Michel Eyquem de Montaigne

                (Saint-Michel-de-Montaigne,28 février 1533 – 13 septembre 1592). 

Michel Eyquem de Montaigne, issu d’une famille de notables de la région de Bordeaux, est une des figures majeures de l’humanisme et de la renaissance. Son oeuvre principale, Les essais est une collection de réflexions introspectives sur son époque, ses contemporains et la nature humaine. Dans le texte suivant, Montaigne se questionne sur le thème de l’amitié et de ses mécanismes en illustrant son propos de sa propre expérience de l’amitié avec le poète Étienne de La Boétie.

“Parce que c’était lui, parce que c’était moi”

Michel Eyquem de Montaigne, from a family of nobility from the Bordeaux region, is one of the major figures of humanism and renaissance. His main work, The Essays is a collection of introspective reflections on his time, his contemporaries and human nature. In the following text, Montaigne questions the theme of friendship and its mechanisms by illustrating his words of his own experience of friendship with the poet Étienne de La Boétie.

“because it was he, because it was I”

Michel Eyquem de Montaigne, joka on kuuluisa Bordeaux’n alueen merkittävien perheestä, on yksi humanismin ja renessanssin päähahmoista. Hänen pääteoksensa, Esseitä, on kokoelma introspektiivisia pohdintoja ajasta, hänen aikalaisistaan ​​ja ihmisluonnosta.
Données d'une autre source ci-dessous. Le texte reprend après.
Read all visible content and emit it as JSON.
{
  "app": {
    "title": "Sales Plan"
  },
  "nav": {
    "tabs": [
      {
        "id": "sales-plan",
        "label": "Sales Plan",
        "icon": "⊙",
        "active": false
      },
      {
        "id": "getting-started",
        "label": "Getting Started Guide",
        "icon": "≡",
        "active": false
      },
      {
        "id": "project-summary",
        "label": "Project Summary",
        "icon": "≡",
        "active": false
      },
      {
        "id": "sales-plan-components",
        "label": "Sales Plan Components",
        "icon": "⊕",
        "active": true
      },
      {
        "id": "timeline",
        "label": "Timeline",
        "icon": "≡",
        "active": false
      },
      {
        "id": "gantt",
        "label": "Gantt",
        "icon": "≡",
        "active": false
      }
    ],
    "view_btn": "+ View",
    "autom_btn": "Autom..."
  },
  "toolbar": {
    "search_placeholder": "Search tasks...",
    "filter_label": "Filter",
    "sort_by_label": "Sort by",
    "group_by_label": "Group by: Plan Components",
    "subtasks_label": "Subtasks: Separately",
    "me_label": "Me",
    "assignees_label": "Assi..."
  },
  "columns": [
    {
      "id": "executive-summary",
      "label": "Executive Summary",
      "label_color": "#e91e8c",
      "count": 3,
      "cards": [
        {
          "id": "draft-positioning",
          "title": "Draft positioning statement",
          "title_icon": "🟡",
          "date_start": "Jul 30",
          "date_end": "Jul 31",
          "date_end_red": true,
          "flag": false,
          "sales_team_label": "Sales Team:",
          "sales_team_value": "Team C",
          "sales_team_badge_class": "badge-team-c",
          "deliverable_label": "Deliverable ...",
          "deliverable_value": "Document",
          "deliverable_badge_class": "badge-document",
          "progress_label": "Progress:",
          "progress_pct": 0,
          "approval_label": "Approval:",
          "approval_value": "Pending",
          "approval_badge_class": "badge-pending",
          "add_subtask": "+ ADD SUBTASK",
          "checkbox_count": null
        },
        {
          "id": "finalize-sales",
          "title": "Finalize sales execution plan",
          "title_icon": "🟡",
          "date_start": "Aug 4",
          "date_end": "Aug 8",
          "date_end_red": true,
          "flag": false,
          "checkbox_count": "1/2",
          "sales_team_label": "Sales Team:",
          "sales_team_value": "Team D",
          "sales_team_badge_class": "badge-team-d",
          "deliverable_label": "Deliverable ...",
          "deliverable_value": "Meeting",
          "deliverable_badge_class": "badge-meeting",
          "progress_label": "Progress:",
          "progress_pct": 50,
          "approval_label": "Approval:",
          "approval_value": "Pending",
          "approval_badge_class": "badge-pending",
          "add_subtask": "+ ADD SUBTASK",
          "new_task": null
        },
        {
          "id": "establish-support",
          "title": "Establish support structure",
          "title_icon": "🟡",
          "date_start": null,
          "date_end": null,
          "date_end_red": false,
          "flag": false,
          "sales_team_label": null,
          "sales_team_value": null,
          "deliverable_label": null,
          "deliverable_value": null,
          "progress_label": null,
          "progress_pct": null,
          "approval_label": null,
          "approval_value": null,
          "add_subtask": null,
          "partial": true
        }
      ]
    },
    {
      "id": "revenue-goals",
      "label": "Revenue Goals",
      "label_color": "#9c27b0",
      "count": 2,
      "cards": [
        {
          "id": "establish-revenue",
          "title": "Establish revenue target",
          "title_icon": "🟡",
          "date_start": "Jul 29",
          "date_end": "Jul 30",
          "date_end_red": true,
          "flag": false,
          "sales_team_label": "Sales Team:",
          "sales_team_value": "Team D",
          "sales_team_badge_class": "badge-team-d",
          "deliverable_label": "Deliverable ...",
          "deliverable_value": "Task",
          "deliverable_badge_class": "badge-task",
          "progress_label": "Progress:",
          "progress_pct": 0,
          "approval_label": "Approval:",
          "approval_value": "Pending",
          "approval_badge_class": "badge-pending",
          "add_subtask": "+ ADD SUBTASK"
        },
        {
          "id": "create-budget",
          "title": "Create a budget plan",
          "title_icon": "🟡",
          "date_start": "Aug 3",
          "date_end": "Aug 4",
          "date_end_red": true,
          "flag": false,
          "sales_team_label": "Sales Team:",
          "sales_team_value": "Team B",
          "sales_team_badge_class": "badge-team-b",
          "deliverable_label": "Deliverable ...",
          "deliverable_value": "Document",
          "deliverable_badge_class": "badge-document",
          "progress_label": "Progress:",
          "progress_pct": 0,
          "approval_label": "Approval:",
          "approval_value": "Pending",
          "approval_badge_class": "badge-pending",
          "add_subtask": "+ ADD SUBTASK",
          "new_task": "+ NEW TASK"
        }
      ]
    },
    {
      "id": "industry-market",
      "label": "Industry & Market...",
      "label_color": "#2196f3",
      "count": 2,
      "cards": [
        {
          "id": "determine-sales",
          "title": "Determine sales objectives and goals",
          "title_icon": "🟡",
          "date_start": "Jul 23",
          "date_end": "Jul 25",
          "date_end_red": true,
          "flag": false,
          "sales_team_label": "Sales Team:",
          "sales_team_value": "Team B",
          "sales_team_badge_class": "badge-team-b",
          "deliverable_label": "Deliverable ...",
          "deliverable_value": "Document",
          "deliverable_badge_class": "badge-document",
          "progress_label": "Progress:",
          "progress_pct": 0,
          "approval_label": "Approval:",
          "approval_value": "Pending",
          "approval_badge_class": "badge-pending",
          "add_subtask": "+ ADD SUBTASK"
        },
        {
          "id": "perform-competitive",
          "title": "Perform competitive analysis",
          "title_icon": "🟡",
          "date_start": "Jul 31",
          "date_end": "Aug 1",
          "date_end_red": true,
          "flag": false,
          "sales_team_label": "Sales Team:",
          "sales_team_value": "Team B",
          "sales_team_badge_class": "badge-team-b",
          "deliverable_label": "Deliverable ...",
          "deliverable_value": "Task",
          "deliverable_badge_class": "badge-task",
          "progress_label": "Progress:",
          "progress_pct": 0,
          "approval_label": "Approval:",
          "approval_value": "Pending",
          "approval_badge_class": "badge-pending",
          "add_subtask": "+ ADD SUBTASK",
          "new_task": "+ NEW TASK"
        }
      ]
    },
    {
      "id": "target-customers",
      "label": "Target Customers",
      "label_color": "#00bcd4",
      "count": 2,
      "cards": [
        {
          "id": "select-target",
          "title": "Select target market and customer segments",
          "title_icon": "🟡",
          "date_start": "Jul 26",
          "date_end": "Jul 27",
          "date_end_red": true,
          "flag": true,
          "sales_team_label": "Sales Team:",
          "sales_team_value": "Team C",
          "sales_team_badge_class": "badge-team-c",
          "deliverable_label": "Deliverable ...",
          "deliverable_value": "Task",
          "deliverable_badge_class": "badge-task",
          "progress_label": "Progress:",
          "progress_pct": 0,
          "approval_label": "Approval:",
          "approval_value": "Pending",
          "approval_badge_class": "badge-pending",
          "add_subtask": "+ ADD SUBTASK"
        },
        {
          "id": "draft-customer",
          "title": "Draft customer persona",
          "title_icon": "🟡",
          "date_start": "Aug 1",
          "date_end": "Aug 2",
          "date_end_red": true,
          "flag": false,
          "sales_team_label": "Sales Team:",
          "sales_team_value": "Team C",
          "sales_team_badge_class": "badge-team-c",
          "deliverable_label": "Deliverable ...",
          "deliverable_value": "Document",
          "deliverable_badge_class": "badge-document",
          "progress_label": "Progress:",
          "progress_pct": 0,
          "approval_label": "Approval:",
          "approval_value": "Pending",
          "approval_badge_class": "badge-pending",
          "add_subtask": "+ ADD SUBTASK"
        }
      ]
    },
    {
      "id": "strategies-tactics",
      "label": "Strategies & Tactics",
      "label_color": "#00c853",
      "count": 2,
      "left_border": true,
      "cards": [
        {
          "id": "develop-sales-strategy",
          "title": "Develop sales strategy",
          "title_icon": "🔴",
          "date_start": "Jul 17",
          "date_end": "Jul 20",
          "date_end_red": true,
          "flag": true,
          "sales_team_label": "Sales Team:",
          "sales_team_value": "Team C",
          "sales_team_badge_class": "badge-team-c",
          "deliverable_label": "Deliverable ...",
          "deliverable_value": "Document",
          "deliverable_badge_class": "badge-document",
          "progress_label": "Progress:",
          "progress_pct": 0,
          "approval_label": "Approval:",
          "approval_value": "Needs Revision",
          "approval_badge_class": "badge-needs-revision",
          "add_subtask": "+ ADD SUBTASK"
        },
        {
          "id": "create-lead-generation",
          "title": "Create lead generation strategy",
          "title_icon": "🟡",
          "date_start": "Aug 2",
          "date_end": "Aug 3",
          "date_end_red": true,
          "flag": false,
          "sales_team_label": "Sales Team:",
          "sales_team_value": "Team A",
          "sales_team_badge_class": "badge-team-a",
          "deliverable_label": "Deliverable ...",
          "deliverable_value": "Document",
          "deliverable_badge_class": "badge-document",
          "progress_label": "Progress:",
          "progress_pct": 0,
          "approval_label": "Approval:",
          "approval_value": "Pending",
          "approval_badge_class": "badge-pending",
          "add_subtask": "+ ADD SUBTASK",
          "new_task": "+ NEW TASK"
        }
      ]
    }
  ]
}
Seuraavassa tekstissä Montaigne kyseenalaistaa ystävyyden teemaa ja sen mekanismeja valaisemalla sanoja omasta ystävyyskokemuksestaan ​​runoilijan Étienne de La Boétien kanssa.

 “Koska se oli hän, koska se olin minä” 

De l’amitié

Au demeurant, ce que nous appelons ordinairement amis et amitiés, ce ne sont qu’accointances et familiarités nouées par quelque occasion ou commodité, par le moyen de laquelle nos âmes s’entretiennent. En l’amitié de quoi je parle, elles se mêlent et confondent l’une en l’autre, d’un mélange si universel qu’elles effacent et ne retrouvent plus la couture qui les a jointes. Si on me presse de dire pourquoi je l’aimais, je sens que cela ne se peut exprimer, qu’en répondant : « Parce que c’était lui, parce que c’était moi. »
Il y a, au-delà de tout mon discours, et de ce que j’en puis dire particulièrement, ne sais quelle force inexplicable et fatale, médiatrice de cette union. Nous nous cherchions avant que de nous être vus, et par des rapports que nous oyions l’un de l’autre, qui faisaient en notre affection plus d’effort que ne porte la raison des rapports, je crois par quelque ordonnance du ciel ; nous nous embrassions par nos noms. Et à notre première rencontre, qui fut par hasard en une grande fête et compagnie de ville, nous nous trouvâmes si pris, si connus, si obligés entre nous, que rien dès lors ne nous fut si proche que l’un à l’autre. Il écrivit une satire latine excellente, qui est publiée, par laquelle il excuse et explique la précipitation de notre intelligence, si promptement parvenue à sa perfection. Ayant si peu à durer, et ayant si tard commencé, car nous étions tous deux hommes faits, et lui plus de quelques années, elle n’avait point à perdre de temps et à se régler au patron des amitiés molles et régulières, auxquelles il faut tant de précautions de longue et préalable conversation. Celle-ci n’a point d’autre idée que d’elle-même, et ne se peut rapporter qu’à soi. Ce n’est pas une spéciale considération, ni deux, ni trois, ni quatre, ni mille : c’est je ne sais quelle quintessence de tout ce mélange, qui ayant saisi toute ma volonté, l’amena se plonger et se perdre dans la sienne ; qui, ayant saisi toute sa volonté, l’amena se plonger et se perdre en la mienne, d’une faim, d’une concurrence pareille. Je dis perdre, à la vérité, ne nous réservant rien qui nous fût propre, ni qui fût ou sien, ou mien.